Distributed systems are by now commonplace, yet remain an often difficult area of research. This is partly explained by the many facets of such systems and the inherent difficulty to isolate these facets from each other. In this article, we provide a brief overview of distributed systems: what they are, their general design goals, and some of the most common types.
What is a Distributed System?
A distributed system is a collection of computer programs that utilize computational resources across multiple, separate computation nodes to achieve a common, shared goal. Also known as distributed computing or distributed databases, it relies on separate nodes to communicate and synchronize over a common network. These nodes typically represent separate physical hardware devices but can also represent separate software processes, or other recursive encapsulated systems. Distributed systems aim to remove bottlenecks or central points of failure from a system.
Distributed computing systems have the following characteristics:
- Resource sharing – It can share hardware, software, or data
- Simultaneous processing – Multiple machines can process the same function simultaneously
- Scalability – The computing and processing capacity can scale up as needed when extended to additional machines
- Error detection – Failures can be more easily detected
- Transparency – A node can access and communicate with other nodes in the system
How does it work
Distributed systems have evolved, but today’s most common implementations are largely designed to operate via the internet and, more specifically, the cloud. It begins with a task, such as rendering a video to create a finished product ready for release.
The web application, or distributed applications, managing this task — like a video editor on a client computer — splits the job into pieces. In this simple example, the algorithm gives one frame of the video to each of a dozen different computers (or nodes) to complete the rendering. Once the frame is complete, the managing application gives the node a new frame to work on. This process continues until the video is finished and all the pieces are put back together.
A system like this doesn’t have to stop at just 12 nodes — the job may be distributed among hundreds or even thousands of nodes, turning a task that might have taken days for a single computer to complete into one that is finished in a matter of minutes.
Types of distributed systems
Distributed systems generally fall into one of four different basic architecture models:
- Client-server: Clients contact the server for data, then format it and display it to the end-user. The end-user can also make a change from the client-side and commit it back to the server to make it permanent.
- Three-tier: Information about the client is stored in a middle tier rather than on the client to simplify application deployment. This architecture model is most common for web applications.
- n-tier: Generally used when an application or server needs to forward requests to additional enterprise services on the network.
- Peer-to-peer: There are no additional machines used to provide services or manage resources. Responsibilities are uniformly distributed among machines in the system, known as peers, which can serve as either clients or servers.
- All the nodes in the distributed system are connected. So nodes can easily share data with other nodes.
- More nodes can easily be added to the distributed system i.e. it can be scaled as required.
- Failure of one node does not lead to the failure of the entire distributed system.
- Other nodes can still communicate with each other.
- Resources like printers can be shared with multiple nodes rather than being restricted to just one.
- Relevant Software for distributed systems does not exist currently.
- Security possess a problem due to easy access to data as the resources are shared to multiple systems.
- Networking Saturation may cause a hurdle in data transfer i.e., if there is a lag in the network then the user will face a problem accessing data.
How are distributed systems used?
Distributed systems are used when a workload is too great for a single computer or device to handle. They’re also helpful in situations when the workload is subject to change, such as e-commerce traffic on Cyber Monday. Today, virtually every internet-connected web application that exists is built on top of some form of a distributed system.
Some of the most common examples:
- Telecommunications networks (including cellular networks and the fabric of the internet)

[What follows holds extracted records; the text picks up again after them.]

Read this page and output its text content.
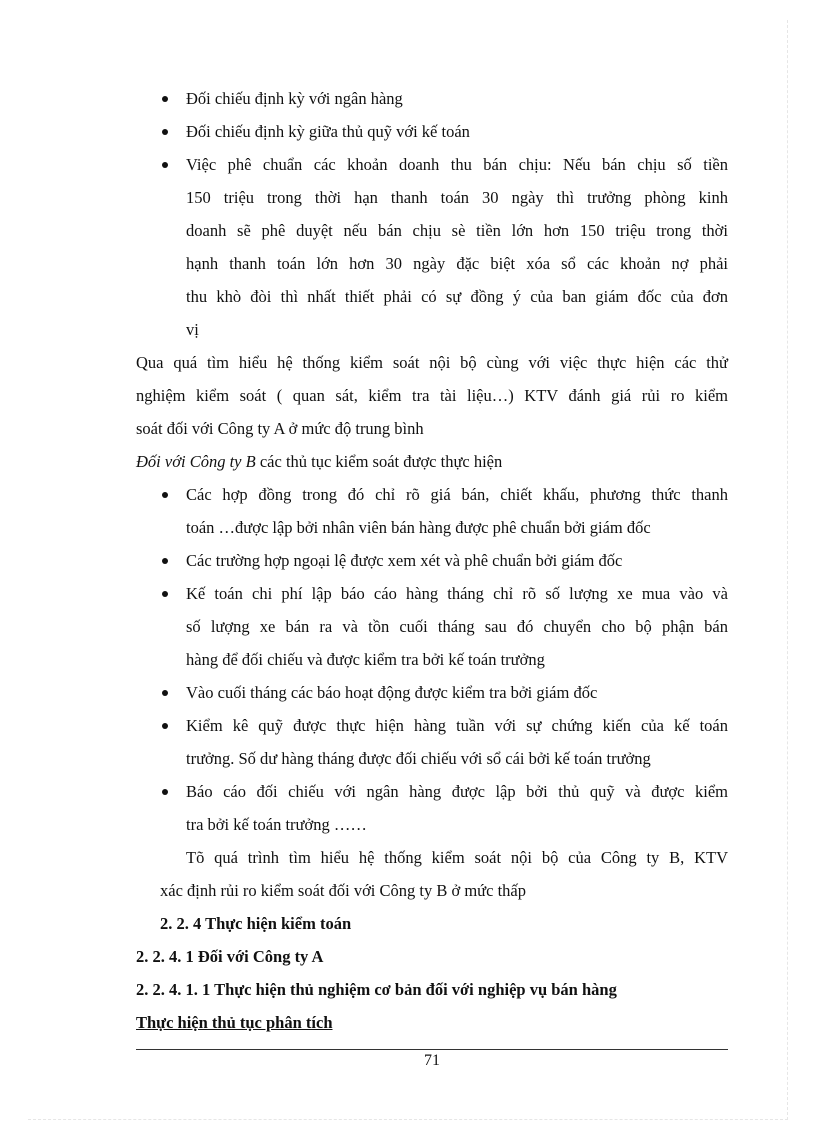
Đối chiếu định kỳ với ngân hàng
Đối chiếu định kỳ giữa thủ quỹ với kế toán
Việc phê chuẩn các khoản doanh thu bán chịu: Nếu bán chịu số tiền
150 triệu trong thời hạn thanh toán 30 ngày thì trưởng phòng kinh
doanh sẽ phê duyệt nếu bán chịu sè tiền lớn hơn 150 triệu trong thời
hạnh thanh toán lớn hơn 30 ngày đặc biệt xóa sổ các khoản nợ phải
thu khò đòi thì nhất thiết phải có sự đồng ý của ban giám đốc của đơn
vị
Qua quá tìm hiểu hệ thống kiểm soát nội bộ cùng với việc thực hiện các thử
nghiệm kiểm soát ( quan sát, kiểm tra tài liệu…) KTV đánh giá rủi ro kiểm
soát đối với Công ty A ở mức độ trung bình
Đối với Công ty B các thủ tục kiểm soát được thực hiện
Các hợp đồng trong đó chỉ rõ giá bán, chiết khấu, phương thức thanh
toán …được lập bởi nhân viên bán hàng được phê chuẩn bởi giám đốc
Các trường hợp ngoại lệ được xem xét và phê chuẩn bởi giám đốc
Kế toán chi phí lập báo cáo hàng tháng chỉ rõ số lượng xe mua vào và
số lượng xe bán ra và tồn cuối tháng sau đó chuyển cho bộ phận bán
hàng để đối chiếu và được kiểm tra bởi kế toán trưởng
Vào cuối tháng các báo hoạt động được kiểm tra bởi giám đốc
Kiểm kê quỹ được thực hiện hàng tuần với sự chứng kiến của kế toán
trưởng. Số dư hàng tháng được đối chiếu với sổ cái bởi kế toán trưởng
Báo cáo đối chiếu với ngân hàng được lập bởi thủ quỹ và được kiểm
tra bởi kế toán trưởng ……
Tõ quá trình tìm hiểu hệ thống kiểm soát nội bộ của Công ty B, KTV
xác định rủi ro kiểm soát đối với Công ty B ở mức thấp
2. 2. 4 Thực hiện kiểm toán
2. 2. 4. 1 Đối với Công ty A
2. 2. 4. 1. 1 Thực hiện thủ nghiệm cơ bản đối với nghiệp vụ bán hàng
Thực hiện thủ tục phân tích
71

- Graphical and video-rendering systems
- Scientific computing, such as protein folding and genetic research
- Airline and hotel reservation systems
- Multiuser video conferencing systems
- Cryptocurrency processing systems (e.g. Bitcoin)
- Peer-to-peer file-sharing systems (e.g. BitTorrent)
- Distributed community compute systems (e.g. [email protected])
- Multiplayer video games
- Global, distributed retailers and supply chain management (e.g. Amazon)
Distributed systems are not without challenges. Complex architectural design, construction, and debugging processes that are required to create an effective distributed system can be overwhelming.
Three more challenges you may encounter include:
- Scheduling: It has to decide which jobs need to run, when they should run, and where they should run. Schedulers ultimately have limitations, leading to underutilized hardware and unpredictable runtimes.
- Latency: The more widely your system is distributed, the more latency you can experience with communications. This often leads to teams making tradeoffs between availability, consistency, and latency.
- Observability: Gathering, processing, presenting, and monitoring hardware usage metrics for large clusters is a significant challenge.
Distributed systems are the most significant benefactor behind modern computing systems due to their capability of providing scalable and improved performance. It is an essential component of wireless networks, cloud computing, and the internet. Since they can draw on the resources of other devices and processes, distributed systems offer some features that would be hard or even impossible to develop on a singular system and have become immensely reliable by combining the power of multiple machines.